Completely forget LLMs, just temporarily erase them from your mind for a moment. There is an obvious path to AGI—deepmind’s path—which consists of reverse engineering the brain, testing new architectures in ever more complex sim environments. Starting first with Atari, now moving on to minecraft, recapitulating video game’s march of moore’s law progress. This path is already naturally using simboxes and thus safe. So in this framework, let’s say it requires N training experiments to nail AGI (where each experiment trains a single shared model for around human-level age but parallelizing over a hundred to a thousand agents, as is done today). Then using simboxes is just a matter of never training the AGI in an unsafe world until the last final training run, once the design is perfected. The cost is then ideally is just one additional training run.

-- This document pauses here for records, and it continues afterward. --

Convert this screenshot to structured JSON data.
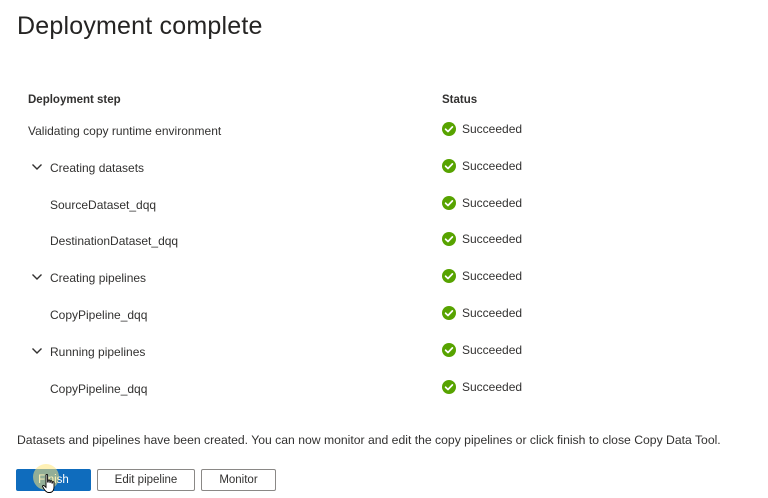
{
  "header": {
    "title": "Deployment complete"
  },
  "table": {
    "columns": {
      "step": "Deployment step",
      "status": "Status"
    },
    "rows": [
      {
        "step": "Validating copy runtime environment",
        "status": "Succeeded",
        "level": 0,
        "expandable": false
      },
      {
        "step": "Creating datasets",
        "status": "Succeeded",
        "level": 0,
        "expandable": true
      },
      {
        "step": "SourceDataset_dqq",
        "status": "Succeeded",
        "level": 1,
        "expandable": false
      },
      {
        "step": "DestinationDataset_dqq",
        "status": "Succeeded",
        "level": 1,
        "expandable": false
      },
      {
        "step": "Creating pipelines",
        "status": "Succeeded",
        "level": 0,
        "expandable": true
      },
      {
        "step": "CopyPipeline_dqq",
        "status": "Succeeded",
        "level": 1,
        "expandable": false
      },
      {
        "step": "Running pipelines",
        "status": "Succeeded",
        "level": 0,
        "expandable": true
      },
      {
        "step": "CopyPipeline_dqq",
        "status": "Succeeded",
        "level": 1,
        "expandable": false
      }
    ]
  },
  "message": "Datasets and pipelines have been created. You can now monitor and edit the copy pipelines or click finish to close Copy Data Tool.",
  "buttons": {
    "finish": "Finish",
    "edit_pipeline": "Edit pipeline",
    "monitor": "Monitor"
  },
  "icons": {
    "status": "check-circle-icon",
    "expand": "chevron-down-icon"
  },
  "colors": {
    "success": "#57a300",
    "primary": "#0f6cbd"
  }
}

So the only way that the additional cost of safe simboxing could be worse/larger than one additional training run is if there is some significant disadvantage to training in purely historical/fantasy sim worlds vs sci-fi/modern sim worlds.
But we have good reasons to believe there shouldn’t be any such disadvantage: the architecture of the human brain certainly hasn’t changed much in the last few thousand years, intelligence is very general, etc.
No agents are doing ML research in the simboxes, I said agents (or architectures rather) that are determined to be reasonably safe/altruistic can ‘graduate’ to reality and help iterate.
I mostly agree with you about the foom and scaling regimes. However I do believe there is various work on learning theory which suggests some bounds on scaling laws, (just haven’t read that literature recently). For example there are some scenarios (based on the statistical assumptions you place on efficient circuit/data distributions) where standard linear SGD (based on normal assumptions) is asytomptically suboptimal compared to alternates like exponential/multiplicative GD if the normal assumption is wrong and the circuit distribution is actually log-normal. There was also a nice paper recently which categorized the taxonomy and hierarchy of all known learning algorithms that approximate ideal bayesian learning (need to refind).